The Reaccreditation Blog is Your Communication Center

This blog provides a space where those of us who are working on the reaccreditation self-study can communicate with the rest of the campus without overwhelming you with email. The reaccreditation team will post information on this site that will be used for the North Central Association team visit in 2010. We will try to post updates regularly to let everyone know how our work preparing for that visit is progressing. We will also use this space to raise issues that come up in the course of our self-study that might be of interest to the entire community.

And we want to hear from you. We welcome your comments, opinions, and questions. Please use this blog to make your voice heard and tell us what you believe makes Kenyon the institution it is today by responding to our posts. And don’t forget to check out our web site at http://reaccreditation.kenyon.edu


Friday, September 26, 2008

Essentially Kenyon

I thought that it might be useful to devote my blog this week to talking about Essentially Kenyon. In the email I sent out about the Essentially Kenyon Survey, I gave a quick summary of the Reaccreditation Task Force's plan to generate some goals for our reaccreditation self-study. Today I'd like to flesh those out a little bit. Probably the easiest way for me to do this is to give a little history of the event and then to quote from my report to the faculty about this event.

History

Once upon a time, many years ago in the murky past, the faculty would occasionally get together for a retreat to discuss large issues of importance to the college that were difficult to discuss in the hustle and bustle of day teaching classes, grading papers, and sitting on committees. One year the entire faculty went off to Mohican Lodge for a weekend to discuss the curriculum and various approaches to general education.

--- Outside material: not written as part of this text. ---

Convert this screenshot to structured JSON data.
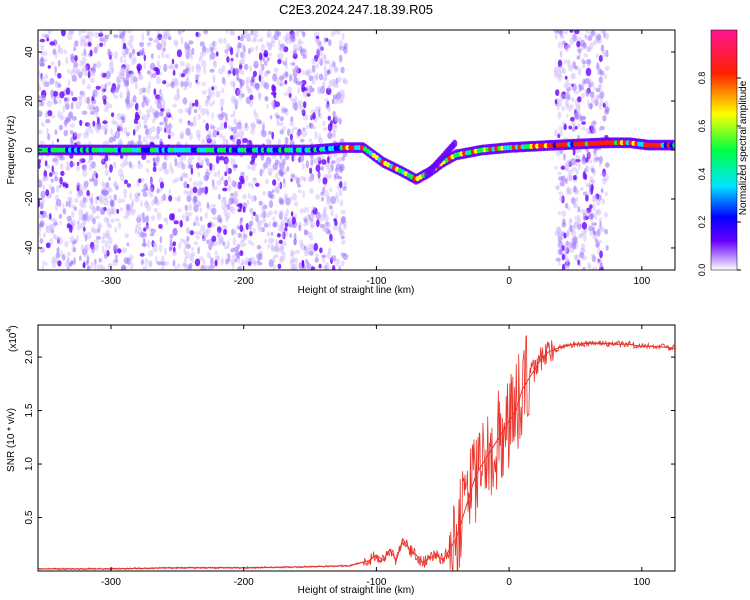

Twice during Rob Odin's presidency (in the 1990s) the faculty met for a half a day on a Saturday to discuss such issues. One year we met to discuss scholarship and another to discuss the revisions to the curriculum then being proposed (which eventually led to the creation of the current QR and language requirements).

We have not done this in a very long time and it just happened that last summer three individuals made separate appeals to the administration to create just such an event. The first person felt that members of the community needed to have a stronger consultative voice in the management of the college. The second person felt that we needed to create a stronger sense of community and rearticulate our responsibilities to the larger community. The third person felt that the current situation made it a good time to think about a long term agenda for the college. What are the big issues that we will face in the next decade? How can we maintain excellence in the face of challenges that we will face?

The president thought this was a good idea and so Essentially Kenyon was born as a way of getting the entire community together for at least half a day to talk about the big picture. In the process , we would be reaffirming our responsibility to the community and learning how to listen to one another. We would encourage more informed consultation.

Process: A Campus Conversation

To get the ball rolling, a planning committee was created that consisted of Laurie Finke, reaccreditation coordinator, Pamela Jensen, Chair of the Faculty, Tammy Gocial, Dean of Students, and Howard Sacks, interim Provost. We discussed several options and contrived the plan below. We also enlisted the endorsement of the President, the Interim Provost, the Dean of Students, the Chair of the Faculty, the Reaccreditation Task Force, Student Government, and the PACT (the President's Advisory and Communications Team).

We decided to plan an event that would involve all 2000+ people on campus (faculty, students, administrators, staff) in a series of guided conversations about Kenyon that would allow us, as a community, to articulate our first principles, what is "essentially Kenyon." These conversations will take the form of a college retreat on November 1, 2008, at which all members of the college will discuss a collective vision of what the college should be in the year 2020. The goal is to open up a conversation that will continue over the next two years as work toward our goal of renewed accrediation.

The conversation will take place in three parts:

1. All members of the community would be asked to respond to a very brief survey. You can take the survey by clicking on this link (Essentially Kenyon Survey) or by clicking on the link on the Reaccreditation 2010 home page. The survey has two very brief open ended questions.

2. The planning committee will l sort the responses, and create from them a set of themes that will guide discussions at the Nov. 1 retreat. A series of moderated conversations for each theme would take place during a retreat on November 1.

3. After the event, a series of electronic threaded discussions for each topic will allow further response and dialogue to take place.

Outcome

The Self Study Task Force would examine these discussions and formulate a set of goals that will guide our work in the self-study. These would be publicly conveyed back to the community to summarize the event.